As Eric Lichtblau explains, there is not a lot of news here; the memo was described thusly in the 2004 SSCI report:
(U) On March 1, 2002, INR published an intelligence assessment, Niger: Sale of Uranium to Iraq Is Unlikely. The INR analyst who drafted the assessment told Committee staff that he had been told that the piece was in response to interest from the Vice President's office in the alleged Iraq-Niger uranium deal. The assessment reiterated INR's view that France controlled the uranium industry and "would take action to block a sale of the kind alleged in a CIA report of questionable credibility from a foreign government service." The assessment added that "some officials may have conspired for individual gain to arrange a uranium sale," but considered President Tandja's government unlikely to risk relations with the U.S. and other key aid donors. In a written response to a question from Committee staff on this matter, the Department of State said the assessment was distributed through the routine distribution process in which intelligence documents are delivered to the White House situation room, but State did not provide the assessment directly to the Vice President in a special delivery.
Ambassador Joe Wilson manages to overcome his publicity shyness long enough to deliver the following quip to the Times:
Mr. Wilson said in an interview that he did not remember ever seeing the memo but that its analysis should raise further questions about why the White House remained convinced for so long that Iraq was trying to buy uranium in Africa.
"All the people understood that there was documentary evidence" suggesting that the intelligence about the sale was faulty, he said.
"All the people"? Perhaps the Ambassador could check whether his wife is available to explain the CIA position, which, per the SSCI report, was at odds with that of the INR:
Throughout the time the Niger reports were being disseminated, the CIA Iraq nuclear analyst said he had discussed the issue with his INR colleague and was aware that INR disagreed with the CIA's position. He said they discussed Niger's uranium production rates and whether Niger could have been diverting any yellowcake. He said that he and his INR counterpart essentially "agreed to disagree" about whether Niger could supply uranium to Iraq.
The CIA analyst said he assessed at the time that the intelligence showed both that Iraq may have been trying to procure uranium in Africa and that it was possible Niger could supply it. He said his assessment was bolstered by several other intelligence reports on Iraqi interest in uranium from other countries in Africa.
Oh, well. This article does remind me of another point I belabored relating to Mr. Wilson and the outing of his wife - the INR had been at loggerheads with the CIA about Saddam's nuclear capabilities in the run-up to the war. In addition to any normal sense of "we were right, they were wrong" that might have prompted a bit of chest-thumping at the INR in June of 2003, the senior officials at State had other reasons for pique - the INR dissent to the CIA / DIA position was mis-placed in the wrong section of the 2002 National Intelligence Estimate, and Colin Powell's speech to the United Nations, with George Tenet famously in attendance, did not exactly hold up well to subsequent discoveries.
So might some senior State Dept. folks have been inclined to take a few shots at the CIA as the Niger-uranium story unfolded in June and July of 2003?

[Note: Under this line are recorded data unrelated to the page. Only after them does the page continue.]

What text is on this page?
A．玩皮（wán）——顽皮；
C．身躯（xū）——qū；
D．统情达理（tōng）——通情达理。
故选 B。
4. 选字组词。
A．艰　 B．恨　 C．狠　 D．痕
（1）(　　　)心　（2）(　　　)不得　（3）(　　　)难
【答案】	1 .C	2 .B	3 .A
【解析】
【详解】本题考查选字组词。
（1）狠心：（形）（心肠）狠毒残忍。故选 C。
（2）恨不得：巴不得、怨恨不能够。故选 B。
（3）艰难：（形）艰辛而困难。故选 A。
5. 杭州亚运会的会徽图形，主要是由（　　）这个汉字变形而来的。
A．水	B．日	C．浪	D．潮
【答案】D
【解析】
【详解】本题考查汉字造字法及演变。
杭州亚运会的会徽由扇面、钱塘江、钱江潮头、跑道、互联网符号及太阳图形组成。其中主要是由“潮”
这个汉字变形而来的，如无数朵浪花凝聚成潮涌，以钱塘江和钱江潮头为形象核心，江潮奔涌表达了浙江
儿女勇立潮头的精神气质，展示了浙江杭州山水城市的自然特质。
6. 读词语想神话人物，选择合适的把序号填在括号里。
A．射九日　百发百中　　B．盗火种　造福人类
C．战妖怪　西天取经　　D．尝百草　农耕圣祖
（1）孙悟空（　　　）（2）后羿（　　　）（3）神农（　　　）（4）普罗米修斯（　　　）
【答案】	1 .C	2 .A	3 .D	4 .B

Per the SSCI, the CIA initiated the Wilson trip and the INR thought it would be an inconclusive waste of time. Might folks at State have belittled the Wilson trip to Bob Woodward, Walter Pincus, Nick Kristof, Andrea Mitchell, or other reporters? Might they have also mentioned that the time-waster was set up by the wife of the guy who brought back the report the CIA was using to promote their position?
I continue to believe it is highly likely. But someone would have to ask these reporters (and get an answer) for the public to find out.
MORE: The Financial Times had a boost for the CIA side - per their account, Libya had more uranium than was accounted for in Niger's official records; black market production at closed mines is the theory on offer. That said, I cannot find the IAEA report to which this June 2004 article refers.